Seven German bishops, led by Cardinal Rainer Woelki, have asked the Vatican to rule on proposals to allow Protestant spouses of Catholics to receive Holy Communion.
According to draft guidelines approved by the German Bishops’ Conference in February, Protestant spouses may receive Communion after making a “serious examination of conscience”, and must also “affirm the faith of the Catholic Church”, and wish to end “serious spiritual distress” and a “longing to satisfy hunger for the Eucharist”.
Despite assurances from conference president Cardinal Reinhard Marx that there is no attempt to alter Church doctrine, the proposal has deeply divided the German hierarchy.
Cardinal Gerhard Müller, former Prefect of the Congregation for the Doctrine of the Faith, denounced the move as a “rhetorical trick” and said the conditions mentioned in the draft document could never be met while staying faithful to Church teaching.
Now seven bishops have asked his successor, Archbishop Luis Ladaria, to intervene.
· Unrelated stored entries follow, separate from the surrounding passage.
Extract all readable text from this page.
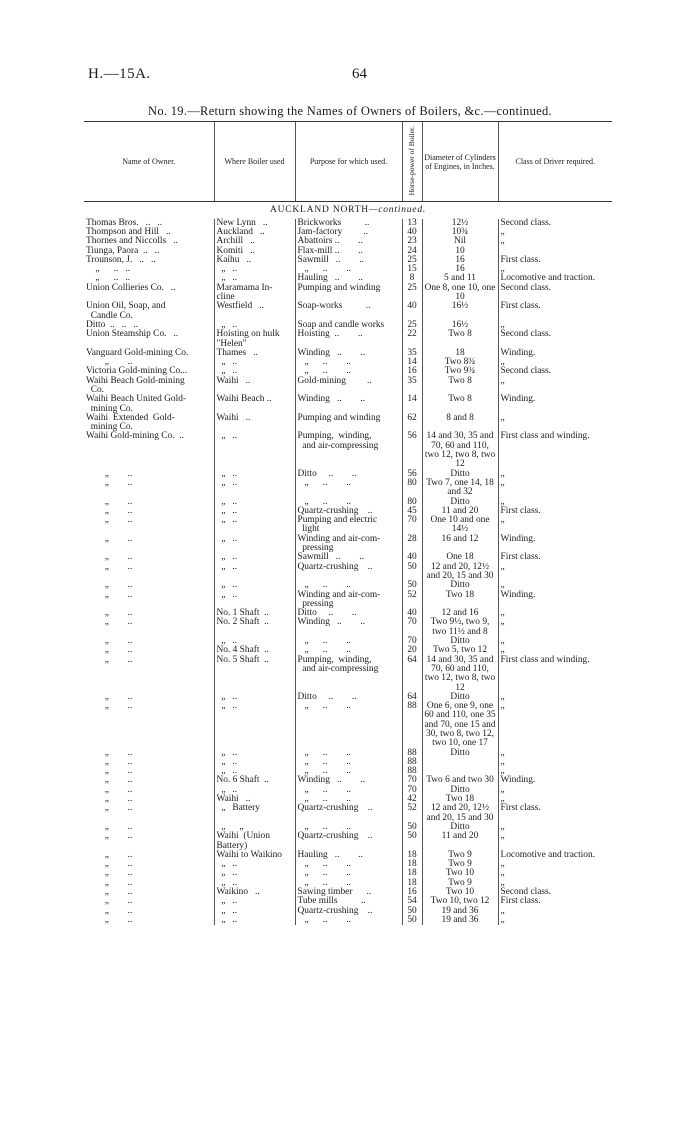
H.—15A.	64
No. 19.—Return showing the Names of Owners of Boilers, &c.—continued.
Name of Owner.	Where Boiler used	Purpose for which used.	Horse-power of Boiler.	Diameter of Cylinders of Engines, in Inches.	Class of Driver required.
AUCKLAND NORTH—continued.					
Thomas Bros.   ..   ..	New Lynn   ..	Brickworks          ..	13	12½	Second class.
Thompson and Hill   ..	Auckland   ..	Jam-factory         ..	40	10¾	„
Thornes and Niccolls   ..	Archill   ..	Abattoirs ..        ..	23	Nil	„
Tiunga, Paora  ..   ..	Komiti   ..	Flax-mill ..        ..	24	10	
Trounson, J.   ..   ..	Kaihu   ..	Sawmill   ..        ..	25	16	First class.
„      ..   ..	„   ..	„      ..        ..	15	16	„
„      ..   ..	„   ..	Hauling   ..        ..	8	5 and 11	Locomotive and traction.
Union Collieries Co.   ..	Maramama In-
cline	Pumping and winding	25	One 8, one 10, one 10	Second class.
Union Oil, Soap, and
Candle Co.	Westfield   ..	Soap-works          ..	40	16½	First class.
Ditto  ..   ..   ..	„   ..	Soap and candle works	25	16½	„
Union Steamship Co.   ..	Hoisting on hulk
"Helen"	Hoisting  ..        ..	22	Two 8	Second class.
Vanguard Gold-mining Co.	Thames   ..	Winding   ..        ..	35	18	Winding.
„        ..	„   ..	„      ..        ..	14	Two 8¾	„
Victoria Gold-mining Co...	„   ..	„      ..        ..	16	Two 9¾	Second class.
Waihi Beach Gold-mining
Co.	Waihi   ..	Gold-mining         ..	35	Two 8	„
Waihi Beach United Gold-
mining Co.	Waihi Beach ..	Winding   ..        ..	14	Two 8	Winding.
Waihi  Extended  Gold-
mining Co.	Waihi   ..	Pumping and winding	62	8 and 8	„
Waihi Gold-mining Co.  ..	„   ..	Pumping,  winding,
and air-compressing	56	14 and 30, 35 and 70, 60 and 110, two 12, two 8, two 12	First class and winding.
„        ..	„   ..	Ditto     ..        ..	56	Ditto	„
„        ..	„   ..	„      ..        ..	80	Two 7, one 14, 18 and 32	„
„        ..	„   ..	„      ..        ..	80	Ditto	„
„        ..	„   ..	Quartz-crushing    ..	45	11 and 20	First class.
„        ..	„   ..	Pumping and electric
light	70	One 10 and one 14½	„
„        ..	„   ..	Winding and air-com-
pressing	28	16 and 12	Winding.
„        ..	„   ..	Sawmill   ..        ..	40	One 18	First class.
„        ..	„   ..	Quartz-crushing    ..	50	12 and 20, 12½ and 20, 15 and 30	„
„        ..	„   ..	„      ..        ..	50	Ditto	„
„        ..	„   ..	Winding and air-com-
pressing	52	Two 18	Winding.
„        ..	No. 1 Shaft  ..	Ditto     ..        ..	40	12 and 16	„
„        ..	No. 2 Shaft  ..	Winding   ..        ..	70	Two 9½, two 9, two 11½ and 8	„
„        ..	„   ..	„      ..        ..	70	Ditto	„
„        ..	No. 4 Shaft  ..	„      ..        ..	20	Two 5, two 12	„
„        ..	No. 5 Shaft  ..	Pumping,  winding,
and air-compressing	64	14 and 30, 35 and 70, 60 and 110, two 12, two 8, two 12	First class and winding.
„        ..	„   ..	Ditto     ..        ..	64	Ditto	„
„        ..	„   ..	„      ..        ..	88	One 6, one 9, one 60 and 110, one 35 and 70, one 15 and 30, two 8, two 12, two 10, one 17	„
„        ..	„   ..	„      ..        ..	88	Ditto	„
„        ..	„   ..	„      ..        ..	88		„
„        ..	„   ..	„      ..        ..	88		„
„        ..	No. 6 Shaft  ..	Winding   ..        ..	70	Two 6 and two 30	Winding.
„        ..	„   ..	„      ..        ..	70	Ditto	„
„        ..	Waihi   ..	„      ..        ..	42	Two 18	„
„        ..	„   Battery	Quartz-crushing    ..	52	12 and 20, 12½ and 20, 15 and 30	First class.
„        ..	„      „	„      ..        ..	50	Ditto	„
„        ..	Waihi  (Union
Battery)	Quartz-crushing    ..	50	11 and 20	„
„        ..	Waihi to Waikino	Hauling   ..        ..	18	Two 9	Locomotive and traction.
„        ..	„   ..	„      ..        ..	18	Two 9	„
„        ..	„   ..	„      ..        ..	18	Two 10	„
„        ..	„   ..	„      ..        ..	18	Two 9	„
„        ..	Waikino   ..	Sawing timber      ..	16	Two 10	Second class.
„        ..	„   ..	Tube mills          ..	54	Two 10, two 12	First class.
„        ..	„   ..	Quartz-crushing    ..	50	19 and 36	„
„        ..	„   ..	„      ..        ..	50	19 and 36	„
In a three-page letter published in Kölner Stadt-Anzeiger they say the German Bishops’ Conference is in danger of exceeding its competence and ask the Vatican’s help. The letter is also addressed to Cardinal Kurt Koch, president of the Vatican’s ecumenical council.
In addition to Cardinal Woelki, the letter is also signed by Archbishop Ludwig Schick of Bamberg, and bishops Konrad Zdarsa (Augsburg), Gregor Maria Hanke (Eichstätt), Wolfgang Ipolt (Görlitz), Rudolf Voderholzer (Regensburg) and Stefan Oster (Passau).
Kölner Stadt-Anzeiger says Cardinal Marx issued a reply rejecting the bishops’ concerns and saying that the proposal is only a draft and no doctrine would change.